Waitangi Day Thoughts.
This Waitangi Day I didn't attend an official hui as I did last year, but I spent some of the time reading some history that documented the early contacts between Maori and Europeans in Murihiku.
One of the earliest European accounts I have is from the journals of John Boultbee, who travelled around the south coast of New Zealand in 1827. He spent time living with local Maori and even describes a meeting with Tuhawaiki who was later to be a signatory of the Treaty of Waitangi. Tuhawaiki learned his English from the sealers and whalers he came into contact with and as a result it was laden with expletives, hence his nickname "Bloody Jack". When he converted to Christianity and came into contact with more educated Europeans he was apparently embarrassed by the language he had used.
Boultbee describes the generosity and kindness he was shown by the Maori of 'Ruaboka' (Ruapuki Island) and when he was later picked up by a sealing ship he made the following observation:
"When I was on board a few hours, I felt sorry at having left my friends, who though they were savages, had something pleasing and prepossessing in their manner, whereas the white wretches I now was amongst were ignorant, disagreeable and selfish."

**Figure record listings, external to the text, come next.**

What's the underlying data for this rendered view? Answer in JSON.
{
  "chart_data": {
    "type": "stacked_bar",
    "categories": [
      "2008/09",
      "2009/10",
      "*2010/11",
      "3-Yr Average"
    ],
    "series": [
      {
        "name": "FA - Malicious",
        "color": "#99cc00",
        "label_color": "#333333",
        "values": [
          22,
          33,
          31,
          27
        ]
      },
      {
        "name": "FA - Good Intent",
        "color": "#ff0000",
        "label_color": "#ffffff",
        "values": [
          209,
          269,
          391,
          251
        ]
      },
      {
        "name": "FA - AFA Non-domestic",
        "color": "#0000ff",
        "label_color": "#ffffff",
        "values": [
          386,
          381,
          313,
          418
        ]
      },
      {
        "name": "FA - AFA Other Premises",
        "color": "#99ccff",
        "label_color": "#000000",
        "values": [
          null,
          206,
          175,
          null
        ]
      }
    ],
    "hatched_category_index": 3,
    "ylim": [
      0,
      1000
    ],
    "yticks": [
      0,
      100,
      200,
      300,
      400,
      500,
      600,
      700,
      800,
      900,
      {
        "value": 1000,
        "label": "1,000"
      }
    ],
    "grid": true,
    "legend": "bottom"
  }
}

Maori suffered greatly from their first contact with Pakeha and southern Maori were no different. With no immunity to STIs, measles, influenza and typhus they lost 50% of their population in the first 20 years or so.
In 1840 the first European missionary, the Reverend James Watkin, arrived in the south and to his surprise he found that Maori preachers had preceded him. Watkin was in demand for lessons in writing, as literacy was seen as vital to Maori if they were to fully engage with the growing number of Pakeha settlers.
The 1840s to 1860s were called the golden age of Maori enterprise. Tuhawaiki had his own whaling business and employed Pakeha as whalers and book keepers. Maori provided potatoes and wheat to early settlers, they owned multiple flour mills around the country and their many ships transported food to the largest settlements and even to Australia. This economic strength died shortly afterwards as European land grabs removed the most arable land from Maori and they could no longer compete with the settlers. Maori found that they couldn't even access capital to improve their remaining land because banks would only lend on properties that had individual title and this cleverly excluded tribal land. Maori couldn't afford to update the technology in their flour mills or repair their ships.
In Murihiku, The Southland Story, historian Bill Dacker explains how almost all the land in the South Island was taken from the Maori by dubious means:
"Actions of Crown representatives were determined by racist doctrine - Maori should be left with only enough land for their immediate sustenance, forcing them to work for Pakeha for wages to ensure that the 'savage' became 'civilised' and could never be landlord or boss over Pakeha."
"...Maori protests began immediately. Expediency and racist assumptions determined Government responses - the protests could be ignored because southern Maori were, militarily, powerless 'savages' degraded by contact Europeans, doomed to die out anyway."
Over the next hundred years Maori became the workers who dominated shearing gangs and worked in the freezing works that produced wool and meat that made New Zealand a wealthy nation. In many places Maori were treated like 2nd class citizens in their own country. In Monty Soutar's book The Price of Citizenship he relates how the soldiers in the Maori Battlalion's C Company were able to drink in Gisborne's pubs for the first time on their return from fighting heroically in World War 2, hence the title.
It is interesting to hear the familiar arguments, from those who have no appreciation of history, complaining bitterly about the Treaty Settlements and the 'greedy' Maori who always have their hands out for more money. When you consider the value of the land taken and how Maori were deliberately shut out of the New Zealand economy for over a hundred years, the settlements are token gestures at best. In 1997 the southern most iwi, Ngai Tahu received $170 million (in todays dollars it equates to $283 million) and it has been the largest settlement so far. Five of the settlements have been for well less than the annual salary of some of our CEOs.
If you divide the total of all settlements by the population of Maori it comes out to around $1,400 a person, and even if you adjust this for inflation we are still looking at a little over $2,000 each. Recently the Government was prepared to spend $3.8 million to bail out an exclusive private school (despite advice against it), an amount bigger than seven of the Treaty settlements. This represented spending $9,000 per student for them to continue receiving a privileged education and I haven't seen the same generosity given to any Kura Kaupapa. This makes me wonder if anything has really changed.